The CFPB announced that it has entered a settlement with Mark Corbett to resolve the Bureau’s allegations that Mr. Corbett violated the Consumer Financial Protection Act in connection with his brokering of contracts providing for the assignment of veterans’ pension payments to investors in exchange for lump sum amounts. In its press release announcing the settlement, the Bureau stated that its investigation “is being conducted in partnership with the Office of Arkansas Attorney General Leslie Rutledge and the South Carolina Department of Consumer Affairs.”
The findings and conclusions set forth in the consent order state that the following conduct by Mr. Corbett constituted unfair and deceptive acts or practices in violation of the CFPA:
- Misrepresenting that the transactions were valid and enforceable when they were in fact void because federal law prohibits agreements under which another person assigns the right to receive a veteran’s pension payments and failing to disclose to consumers that the transactions were illegal because of such federal law prohibition
- Misrepresenting to consumers that the transactions were sales “and not high-interest credit offers”
- Misrepresenting to consumers the date by which they would receive funds from investors
- Failing to inform consumers of the interest rates charged on the transactions
The consent order permanently bans Mr. Corbett from brokering, offering, or arranging agreements between veterans and third parties under which the veteran purports to sell a future right to an income stream from the veteran’s pension or assisting others in engaging in such conduct. Due to his inability to pay, the consent order imposes a civil money penalty of $1.

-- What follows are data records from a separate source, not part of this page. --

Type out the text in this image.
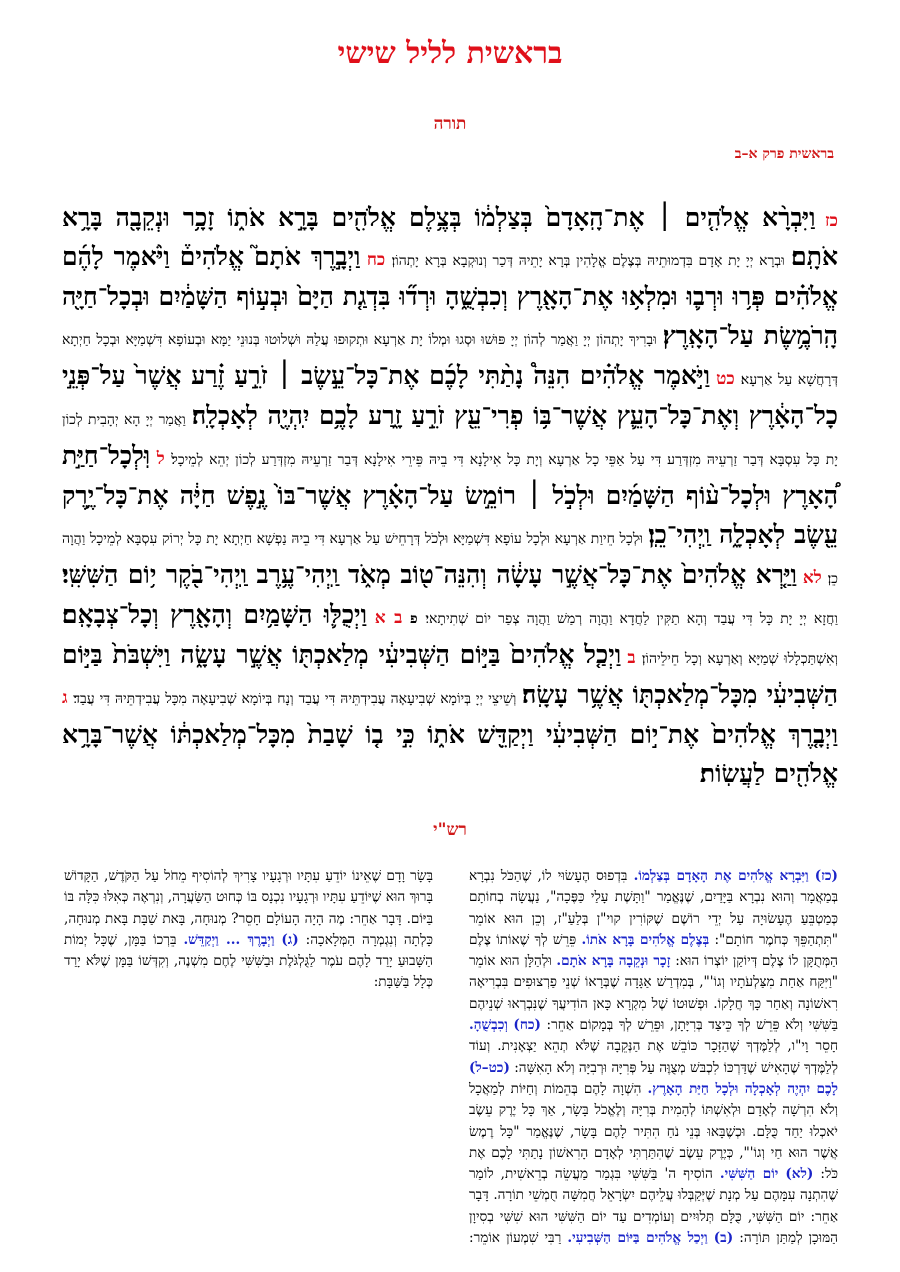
בראשית לליל שישי
תורה
בראשית פרק א–ב
כז וַיִּבְרָ֨א אֱלֹהִ֤ים ׀ אֶת־הָֽאָדָם֙ בְּצַלְמ֔וֹ בְּצֶ֥לֶם אֱלֹהִ֖ים בָּרָ֣א אֹת֑וֹ זָכָ֥ר וּנְקֵבָ֖ה בָּרָ֥א אֹתָֽם׃ וּבְרָא יְיָ יָת אָדָם בִּדְמוּתֵיהּ בְּצֶלֶם אֱלָהִין בְּרָא יָתֵיהּ דְּכַר וְנוּקְבָא בְּרָא יָתְהוֹן׃ כח וַיְבָ֣רֶךְ אֹתָם֮ אֱלֹהִים֒ וַיֹּ֨אמֶר לָהֶ֜ם אֱלֹהִ֗ים פְּר֥וּ וּרְב֛וּ וּמִלְא֥וּ אֶת־הָאָ֖רֶץ וְכִבְשֻׁ֑הָ וּרְד֞וּ בִּדְגַ֤ת הַיָּם֙ וּבְע֣וֹף הַשָּׁמַ֔יִם וּבְכָל־חַיָּ֖ה הָֽרֹמֶ֥שֶׂת עַל־הָאָֽרֶץ׃ וּבָרִיךְ יָתְהוֹן יְיָ וַאֲמַר לְהוֹן יְיָ פּוּשׁוּ וּסְגוּ וּמְלוֹ יָת אַרְעָא וּתְקוּפוּ עֲלַהּ וּשְׁלוּטוּ בְּנוּנֵי יַמָּא וּבְעוֹפָא דִּשְׁמַיָּא וּבְכָל חַיְתָא דְּרָחֲשָׁא עַל אַרְעָא׃ כט וַיֹּ֣אמֶר אֱלֹהִ֗ים הִנֵּה֩ נָתַ֨תִּי לָכֶ֜ם אֶת־כָּל־עֵ֣שֶׂב ׀ זֹרֵ֣עַ זֶ֗רַע אֲשֶׁר֙ עַל־פְּנֵ֣י כָל־הָאָ֔רֶץ וְאֶת־כָּל־הָעֵ֛ץ אֲשֶׁר־בּ֥וֹ פְרִי־עֵ֖ץ זֹרֵ֣עַ זָ֑רַע לָכֶ֥ם יִֽהְיֶ֖ה לְאָכְלָֽה׃ וַאֲמַר יְיָ הָא יְהָבִית לְכוֹן יָת כָּל עִסְבָּא דְּבַר זַרְעֵיהּ מִזְדְּרַע דִּי עַל אַפֵּי כָל אַרְעָא וְיָת כָּל אִילָנָא דִּי בֵיהּ פֵּירֵי אִילָנָא דְּבַר זַרְעֵיהּ מִזְדְּרַע לְכוֹן יְהֵא לְמֵיכָל׃ ל וּֽלְכָל־חַיַּ֣ת הָ֠אָרֶץ וּלְכָל־ע֨וֹף הַשָּׁמַ֜יִם וּלְכֹ֣ל ׀ רוֹמֵ֣שׂ עַל־הָאָ֗רֶץ אֲשֶׁר־בּוֹ֙ נֶ֣פֶשׁ חַיָּ֔ה אֶת־כָּל־יֶ֥רֶק עֵ֖שֶׂב לְאָכְלָ֑ה וַֽיְהִי־כֵֽן׃ וּלְכָל חֵיוַת אַרְעָא וּלְכָל עוֹפָא דִּשְׁמַיָּא וּלְכֹל דְּרָחֵישׁ עַל אַרְעָא דִּי בֵיהּ נַפְשָׁא חַיְתָא יָת כָּל יְרוֹק עִסְבָּא לְמֵיכָל וַהֲוָה כֵן׃ לא וַיַּ֤רְא אֱלֹהִים֙ אֶת־כָּל־אֲשֶׁ֣ר עָשָׂ֔ה וְהִנֵּה־ט֖וֹב מְאֹ֑ד וַֽיְהִי־עֶ֥רֶב וַֽיְהִי־בֹ֖קֶר י֥וֹם הַשִּׁשִּֽׁי׃ וַחֲזָא יְיָ יָת כָּל דִּי עֲבַד וְהָא תַקִּין לַחֲדָא וַהֲוָה רְמַשׁ וַהֲוָה צְפַר יוֹם שְׁתִיתָאי׃ פ ב א וַיְכֻלּ֛וּ הַשָּׁמַ֥יִם וְהָאָ֖רֶץ וְכָל־צְבָאָֽם׃ וְאִשְׁתַּכְלָלוּ שְׁמַיָּא וְאַרְעָא וְכָל חֵילֵיהוֹן׃ ב וַיְכַ֤ל אֱלֹהִים֙ בַּיּ֣וֹם הַשְּׁבִיעִ֔י מְלַאכְתּ֖וֹ אֲשֶׁ֣ר עָשָׂ֑ה וַיִּשְׁבֹּת֙ בַּיּ֣וֹם הַשְּׁבִיעִ֔י מִכָּל־מְלַאכְתּ֖וֹ אֲשֶׁ֥ר עָשָֽׂה׃ וְשֵׁיצֵי יְיָ בְּיוֹמָא שְׁבִיעָאָה עֲבִידְתֵּיהּ דִּי עֲבַד וְנָח בְּיוֹמָא שְׁבִיעָאָה מִכָּל עֲבִידְתֵּיהּ דִּי עֲבַד׃ ג וַיְבָ֤רֶךְ אֱלֹהִים֙ אֶת־י֣וֹם הַשְּׁבִיעִ֔י וַיְקַדֵּ֖שׁ אֹת֑וֹ כִּ֣י ב֤וֹ שָׁבַת֙ מִכָּל־מְלַאכְתּ֔וֹ אֲשֶׁר־בָּרָ֥א אֱלֹהִ֖ים לַעֲשֽׂוֹת׃
רש"י

(כז) וַיִּבְרָא אֱלֹהִים אֶת הָאָדָם בְּצַלְמוֹ. בִּדְפוּס הֶעָשׂוּי לוֹ, שֶׁהַכֹּל נִבְרָא בְּמַאֲמָר וְהוּא נִבְרָא בַּיָּדַיִם, שֶׁנֶּאֱמַר "וַתָּשֶׁת עָלַי כַּפֶּכָה", נַעֲשָׂה בְחוֹתָם כְּמַטְבֵּעַ הֶעָשׂוּיָה עַל יְדֵי רוֹשֶׁם שֶׁקּוֹרִין קוי"ן בְּלַעַ"ז, וְכֵן הוּא אוֹמֵר "תִּתְהַפֵּךְ כְּחֹמֶר חוֹתָם":

בְּצֶלֶם אֱלֹהִים בָּרָא אֹתוֹ. פֵּרֵשׁ לְךָ שֶׁאוֹתוֹ צֶלֶם הַמְּתֻקָּן לוֹ צֶלֶם דְּיוֹקַן יוֹצְרוֹ הוּא:

זָכָר וּנְקֵבָה בָּרָא אֹתָם. וּלְהַלָּן הוּא אוֹמֵר "וַיִּקַּח אַחַת מִצַּלְעֹתָיו וְגוֹ'", בְּמִדְרַשׁ אַגָּדָה שֶׁבְּרָאוֹ שְׁנֵי פַרְצוּפִים בִּבְרִיאָה רִאשׁוֹנָה וְאַחַר כָּךְ חֲלָקוֹ. וּפְשׁוּטוֹ שֶׁל מִקְרָא כָּאן הוֹדִיעֲךָ שֶׁנִּבְרְאוּ שְׁנֵיהֶם בַּשִּׁשִּׁי וְלֹא פֵּרֵשׁ לְךָ כֵּיצַד בְּרִיָּתָן, וּפֵרֵשׁ לְךָ בְּמָקוֹם אַחֵר:

(כח) וְכִבְשֻׁהָ. חָסֵר וָי"ו, לְלַמֶּדְךָ שֶׁהַזָּכָר כּוֹבֵשׁ אֶת הַנְּקֵבָה שֶׁלֹּא תְהֵא יַצְאָנִית. וְעוֹד לְלַמֶּדְךָ שֶׁהָאִישׁ שֶׁדַּרְכּוֹ לִכְבּשׁ מְצֻוֶּה עַל פְּרִיָּה וּרְבִיָּה וְלֹא הָאִשָּׁה:

(כט–ל) לָכֶם יִהְיֶה לְאָכְלָה וּלְכָל חַיַּת הָאָרֶץ. הִשְׁוָה לָהֶם בְּהֵמוֹת וְחַיּוֹת לְמַאֲכָל וְלֹא הִרְשָׁה לְאָדָם וּלְאִשְׁתּוֹ לְהָמִית בְּרִיָּה וְלֶאֱכֹל בָּשָׂר, אַךְ כָּל יֶרֶק עֵשֶׂב יֹאכְלוּ יַחַד כֻּלָּם. וּכְשֶׁבָּאוּ בְּנֵי נֹחַ הִתִּיר לָהֶם בָּשָׂר, שֶׁנֶּאֱמַר "כָּל רֶמֶשׂ אֲשֶׁר הוּא חַי וְגוֹ'", כְּיֶרֶק עֵשֶׂב שֶׁהִתַּרְתִּי לְאָדָם הָרִאשׁוֹן נָתַתִּי לָכֶם אֶת כֹּל:

(לא) יוֹם הַשִּׁשִּׁי. הוֹסִיף ה' בַּשִּׁשִּׁי בִּגְמַר מַעֲשֵׂה בְרֵאשִׁית, לוֹמַר שֶׁהִתְנָה עִמָּהֶם עַל מְנָת שֶׁיְּקַבְּלוּ עֲלֵיהֶם יִשְׂרָאֵל חֲמִשָּׁה חֻמְשֵׁי תוֹרָה. דָּבָר אַחֵר: יוֹם הַשִּׁשִּׁי, כֻּלָּם תְּלוּיִים וְעוֹמְדִים עַד יוֹם הַשִּׁשִּׁי הוּא שִׁשִּׁי בְסִיוָן הַמּוּכָן לְמַתַּן תּוֹרָה:

(ב) וַיְכַל אֱלֹהִים בַּיּוֹם הַשְּׁבִיעִי. רַבִּי שִׁמְעוֹן אוֹמֵר: בָּשָׂר וָדָם שֶׁאֵינוֹ יוֹדֵעַ עִתָּיו וּרְגָעָיו צָרִיךְ לְהוֹסִיף מֵחֹל עַל הַקֹּדֶשׁ, הַקָּדוֹשׁ בָּרוּךְ הוּא שֶׁיּוֹדֵעַ עִתָּיו וּרְגָעָיו נִכְנָס בּוֹ כְּחוּט הַשַּׂעֲרָה, וְנִרְאֶה כְּאִלּוּ כִּלָּה בּוֹ בַּיּוֹם. דָּבָר אַחֵר: מֶה הָיָה הָעוֹלָם חָסֵר? מְנוּחָה, בָּאת שַׁבָּת בָּאת מְנוּחָה, כָּלְתָה וְנִגְמְרָה הַמְּלָאכָה:

(ג) וַיְבָרֶךְ ... וַיְקַדֵּשׁ. בֵּרְכוֹ בַּמָּן, שֶׁכָּל יְמוֹת הַשָּׁבוּעַ יָרַד לָהֶם עֹמֶר לַגֻּלְגֹּלֶת וּבַשִּׁשִּׁי לֶחֶם מִשְׁנֶה, וְקִדְּשׁוֹ בַּמָּן שֶׁלֹּא יָרַד כְּלָל בַּשַּׁבָּת:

The CFPB does not articulate the basis for its legal conclusion that the transactions were loans rather than sales and does not identify the states whose laws were purportedly violated. Perhaps its conclusion rests on the premise that the veterans had an absolute obligation to repay the lump sum amounts, a feature that state law might use to define a loan. In this regard, we note that the Bureau alleged that the veterans, in exchange for lump sum amounts paid by the investors, “are thereafter obligated to repay a much larger amount by assigning to investors all or part of their monthly pensions or disability payments” and that the veterans “were required to purchase life insurance policies so that, should a veteran die and the income stream stop, the outstanding amount on the contract would still be paid.”

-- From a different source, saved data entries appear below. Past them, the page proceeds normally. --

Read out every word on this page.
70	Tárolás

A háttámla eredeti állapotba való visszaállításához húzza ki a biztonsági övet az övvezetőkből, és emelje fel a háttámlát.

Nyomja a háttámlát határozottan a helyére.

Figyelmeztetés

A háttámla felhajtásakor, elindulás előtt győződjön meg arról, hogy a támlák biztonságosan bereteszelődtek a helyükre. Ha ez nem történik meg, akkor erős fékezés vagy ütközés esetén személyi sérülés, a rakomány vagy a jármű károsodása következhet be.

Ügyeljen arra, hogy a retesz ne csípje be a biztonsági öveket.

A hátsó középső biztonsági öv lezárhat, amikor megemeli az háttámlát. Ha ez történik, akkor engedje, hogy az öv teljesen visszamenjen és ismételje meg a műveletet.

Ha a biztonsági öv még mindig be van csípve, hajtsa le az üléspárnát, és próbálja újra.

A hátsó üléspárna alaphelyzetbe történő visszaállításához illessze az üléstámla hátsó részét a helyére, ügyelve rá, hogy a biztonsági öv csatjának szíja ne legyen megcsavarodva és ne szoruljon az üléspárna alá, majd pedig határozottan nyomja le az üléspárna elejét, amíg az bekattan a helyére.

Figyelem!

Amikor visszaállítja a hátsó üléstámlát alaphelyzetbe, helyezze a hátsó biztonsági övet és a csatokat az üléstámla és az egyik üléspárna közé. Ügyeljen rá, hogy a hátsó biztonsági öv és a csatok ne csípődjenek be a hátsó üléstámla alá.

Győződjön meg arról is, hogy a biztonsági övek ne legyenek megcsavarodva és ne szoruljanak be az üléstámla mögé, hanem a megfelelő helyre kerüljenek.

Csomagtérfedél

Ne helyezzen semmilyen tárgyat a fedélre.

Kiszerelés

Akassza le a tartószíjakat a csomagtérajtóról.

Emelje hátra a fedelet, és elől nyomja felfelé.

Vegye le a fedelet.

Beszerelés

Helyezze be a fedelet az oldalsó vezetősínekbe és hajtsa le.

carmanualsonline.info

Alternatively, the CFPB might have based its conclusion on the alleged invalidity of the assignments. This was the principal (if not only) argument for why an assignment of settlement benefits should be recharacterized as a loan that the New York AG and the Bureau successfully asserted in a lawsuit filed against RD Legal Funding under former Director Cordray’s leadership and now on appeal to the Second Circuit. While the district court’s ruling that the CFPB’s structure is unconstitutional has garnered the most attention, the underlying allegation in the lawsuit, and the principal issue addressed in the district court’s opinion, was a claim that RD Legal’s litigation settlement advance product is a disguised usurious loan that is deceptively marketed and abusive. In particular, the complaint alleged that the transactions were falsely marketed as assignments rather than loans, violated New York usury laws, and could not be assignments because the underlying settlements and/or applicable law expressly prohibited assignment of claimant recoveries.
For some reason, the CFPB and NY AG did not argue in RD Legal Funding, and the court did not determine, that the transactions were loans because payment of settlement benefits to RD Legal was assured. Rather, the decision was based on the district court’s conclusion that the benefit assignments were void and as a result, the transactions were necessarily disguised loans. As we observed, the basis for the conclusion that an invalid assignment of assets is necessarily a loan is untethered to the New York definition of usurious loans.
Under former Director Cordray’s leadership, the CFPB also took action against structured settlement and pension advance companies. The first CFPB enforcement action under former Acting Director Mulvaney’s leadership was also filed against a pension advance company and alleged that the company made predatory loans to consumers that were falsely marketed as asset purchases. The new consent order indicates that finance companies whose products are structured as purchases rather than loans remain a CFPB focus. It is a reminder of the need for all players in this space, including litigation funding companies and merchant cash advance providers, to revisit true sale compliance, both in the language of their agreements and in the company’s actual practices. (While the CFPB’s jurisdiction over small business finance is limited, this is not true of other enforcement authorities, such as state AGs.)